Medical and Life Science Faculty, Institute of Precision Medicine, Furtwangen University, Jakob-Kienzle-Street 17, D-78054 Villigen-Schwenningen, Germany.
Molecules. 2020 Nov 20;25(22):5443. doi: 10.3390/molecules25225443.
The combination of the "correct" triterpenoid, the "correct" spacer and rhodamine B () seems to be decisive for the ability of the conjugate to accumulate in mitochondria. So far, several triterpenoid rhodamine B conjugates have been prepared and screened for their cytotoxic activity. To obtain cytotoxic compounds with EC values in a low nano-molar range combined with good tumor/non-tumor selectivity, the Rho B unit has to be attached via an amine spacer to the terpenoid skeleton. To avoid spirolactamization, secondary amines have to be used. First results indicate that a homopiperazinyl spacer is superior to a piperazinyl spacer. Hybrids derived from maslinic acid or tormentic acid are superior to those from oleanolic, ursolic, glycyrrhetinic or euscaphic acid. Thus, a tormentic acid-derived conjugate , holding a homopiperazinyl spacer can be regarded, at present, as the most promising candidate for further biological studies.
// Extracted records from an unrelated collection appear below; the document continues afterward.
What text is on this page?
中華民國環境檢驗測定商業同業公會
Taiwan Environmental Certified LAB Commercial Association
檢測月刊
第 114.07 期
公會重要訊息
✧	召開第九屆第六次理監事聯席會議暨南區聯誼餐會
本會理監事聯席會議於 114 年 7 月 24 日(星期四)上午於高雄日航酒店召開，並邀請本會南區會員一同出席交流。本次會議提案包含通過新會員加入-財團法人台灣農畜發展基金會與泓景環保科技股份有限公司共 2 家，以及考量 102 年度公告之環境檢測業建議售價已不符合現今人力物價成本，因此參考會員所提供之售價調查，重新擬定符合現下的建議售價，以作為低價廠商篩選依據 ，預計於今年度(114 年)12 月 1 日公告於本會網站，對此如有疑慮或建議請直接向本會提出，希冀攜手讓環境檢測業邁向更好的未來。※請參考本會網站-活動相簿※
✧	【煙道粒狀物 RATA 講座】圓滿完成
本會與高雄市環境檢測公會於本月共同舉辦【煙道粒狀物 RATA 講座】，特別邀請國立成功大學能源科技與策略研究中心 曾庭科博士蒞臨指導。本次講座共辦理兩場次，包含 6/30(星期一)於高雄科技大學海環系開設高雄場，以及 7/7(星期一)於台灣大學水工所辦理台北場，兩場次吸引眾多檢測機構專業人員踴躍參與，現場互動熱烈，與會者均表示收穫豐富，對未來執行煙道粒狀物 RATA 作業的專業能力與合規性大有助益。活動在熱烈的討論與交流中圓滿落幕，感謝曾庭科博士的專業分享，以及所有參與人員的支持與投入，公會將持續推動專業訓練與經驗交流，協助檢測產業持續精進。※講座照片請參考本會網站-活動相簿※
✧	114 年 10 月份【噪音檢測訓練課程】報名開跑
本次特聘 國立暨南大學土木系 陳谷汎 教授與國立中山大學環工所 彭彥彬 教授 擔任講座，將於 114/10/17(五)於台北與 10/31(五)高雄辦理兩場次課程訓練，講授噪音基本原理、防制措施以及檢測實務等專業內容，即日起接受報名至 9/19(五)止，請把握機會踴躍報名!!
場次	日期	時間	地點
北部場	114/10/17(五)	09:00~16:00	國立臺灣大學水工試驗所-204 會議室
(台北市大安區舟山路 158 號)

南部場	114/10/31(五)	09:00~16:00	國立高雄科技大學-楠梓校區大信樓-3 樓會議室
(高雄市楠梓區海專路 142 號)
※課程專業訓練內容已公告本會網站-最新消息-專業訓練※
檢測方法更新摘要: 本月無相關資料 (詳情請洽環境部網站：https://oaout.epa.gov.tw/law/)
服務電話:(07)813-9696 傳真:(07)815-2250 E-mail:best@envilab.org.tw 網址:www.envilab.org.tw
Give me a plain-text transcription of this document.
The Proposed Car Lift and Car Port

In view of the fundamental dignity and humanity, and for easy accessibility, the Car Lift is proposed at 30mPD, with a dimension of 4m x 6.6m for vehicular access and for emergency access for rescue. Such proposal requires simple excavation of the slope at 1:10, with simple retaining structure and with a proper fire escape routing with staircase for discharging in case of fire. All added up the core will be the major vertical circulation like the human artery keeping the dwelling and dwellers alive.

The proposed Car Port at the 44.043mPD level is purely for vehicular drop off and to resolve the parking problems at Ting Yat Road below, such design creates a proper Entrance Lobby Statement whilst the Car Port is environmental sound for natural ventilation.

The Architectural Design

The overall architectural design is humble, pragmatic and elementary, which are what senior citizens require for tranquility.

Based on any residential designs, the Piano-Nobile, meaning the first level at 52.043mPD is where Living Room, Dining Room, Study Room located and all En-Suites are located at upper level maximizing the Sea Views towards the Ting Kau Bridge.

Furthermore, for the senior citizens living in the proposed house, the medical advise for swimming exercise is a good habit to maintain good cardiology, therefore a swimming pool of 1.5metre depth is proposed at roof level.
“正确”的三萜、“正确”的间隔基与若丹明 B(rhodamine B)的结合似乎对缀合物在线粒体中积累的能力起着决定性作用。迄今为止,已经制备并筛选了几种三萜若丹明 B 缀合物以研究其细胞毒性。为了获得 EC 值在低纳摩尔范围内的具有细胞毒性的化合物,同时保持良好的肿瘤/非肿瘤选择性,Rho B 单元必须通过胺间隔基连接到萜烯骨架上。为了避免螺内酰胺化,必须使用仲胺。初步结果表明,同哌嗪基间隔基优于哌嗪基间隔基。来源于齐墩果酸或熊果酸的杂种优于来源于乌苏酸、熊果酸、甘草次酸或羽扇豆酸的杂种。因此,目前认为来源于熊果酸的具有同哌嗪基间隔基的缀合物是进一步进行生物学研究的最有前途的候选物。